Kirk stays afloat with the continued help of his wife Becky, who homeschools their four daughters (each represented in the downtown shop logo silhouettes) and also does the bookkeeping, scheduling, and administrative tasks. Becky’s dad is their accountant; Kirk’s mom is an errand-runner, ice cream server, and all around support. To say it’s a family affair would be an understatement. Plus, the name itself, MayLynn’s, is a composite of the middle names of Kirk’s two oldest daughters.

Kirk also has nearly 20 part-time employees: “I’ve got a great, great staff,” he says, describing them like family. “I love the connection with customers and employees.”
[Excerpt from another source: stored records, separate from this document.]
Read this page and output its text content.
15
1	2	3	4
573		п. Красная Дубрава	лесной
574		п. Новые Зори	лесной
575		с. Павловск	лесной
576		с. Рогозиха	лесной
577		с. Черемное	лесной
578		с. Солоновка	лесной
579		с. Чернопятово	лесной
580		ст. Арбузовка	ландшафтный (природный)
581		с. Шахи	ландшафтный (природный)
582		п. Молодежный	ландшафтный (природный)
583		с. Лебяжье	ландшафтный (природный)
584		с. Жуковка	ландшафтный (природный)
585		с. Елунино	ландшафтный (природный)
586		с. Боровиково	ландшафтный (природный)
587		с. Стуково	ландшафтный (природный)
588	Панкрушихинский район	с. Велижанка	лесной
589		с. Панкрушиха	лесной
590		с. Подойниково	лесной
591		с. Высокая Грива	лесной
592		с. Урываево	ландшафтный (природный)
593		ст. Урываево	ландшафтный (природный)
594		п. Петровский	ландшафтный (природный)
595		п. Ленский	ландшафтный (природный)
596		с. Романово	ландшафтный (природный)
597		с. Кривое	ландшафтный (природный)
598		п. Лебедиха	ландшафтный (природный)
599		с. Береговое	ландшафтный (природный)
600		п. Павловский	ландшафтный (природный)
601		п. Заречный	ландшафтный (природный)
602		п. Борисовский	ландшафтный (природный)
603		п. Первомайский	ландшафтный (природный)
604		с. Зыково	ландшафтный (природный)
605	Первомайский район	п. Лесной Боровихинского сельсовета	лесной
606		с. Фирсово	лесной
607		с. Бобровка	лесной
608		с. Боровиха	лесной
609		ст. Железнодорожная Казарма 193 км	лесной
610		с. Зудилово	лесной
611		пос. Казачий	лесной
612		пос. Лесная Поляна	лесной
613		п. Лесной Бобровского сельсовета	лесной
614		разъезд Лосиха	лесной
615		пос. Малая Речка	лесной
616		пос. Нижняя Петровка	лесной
Not a single element is beyond his purview, whether one looks at the logos that he helped design, or the storage cabinets he built himself to be hidden behind the mounted display menus—an idea he adapted from a coffee shop. “I moved the register over here,” he says gesturing, “And I moved the order spot here.” Not one to be slowed down by a boot (the result of that January ankle surgery), Kirk custom-built and re-designed the majority of the downtown storefront, outfitting it to suit the best practices he’s developed over the years. While his earlier career in construction work gave him an advantage on the renovations, Kirk has an equal fascination and dedication to menu and flavor development.

The downtown menu features rolled ice cream, shakers, mixers, stackers and a huge selection of flavors and toppers. Guests can order soft serve ice cream in cones or cups; dipped or topped; in a float or a sundae…or even… a “cookiewich.”

“Why do I have 40 toppings?” Kirk says. “Because I want you to walk in here and get what you want.”

Because Kirk aims to have “an option for every single person who walks in the door,” he also offers smoothies made from Live Pure products, a local business he has known for years who makes all-natural smoothie cubes that can be easily transformed into smoothies or smoothie bowls. “I knew I needed a healthy option,” he says. “So we have a vegan option smoothie.”

Kirk also sells Sluggo’s homemade, hand-dipped ice cream direct from Madison Heights. “Sluggo’s is an amazing product,” he says. “And they are amazing people.” They even worked with Kirk to develop “Blue Moon,” a favorite ice cream from his childhood days spent in Michigan, with a flavor profile of blue raspberry, lemon, and vanilla.

Now, only a few weeks into the current season and with the new downtown shop up and running, Kirk says they’ve already had a Saturday with lines out the door for hours on end.

“So far it’s been going great,” Kirk says with a smile. “It’s far surpassed my expectations.”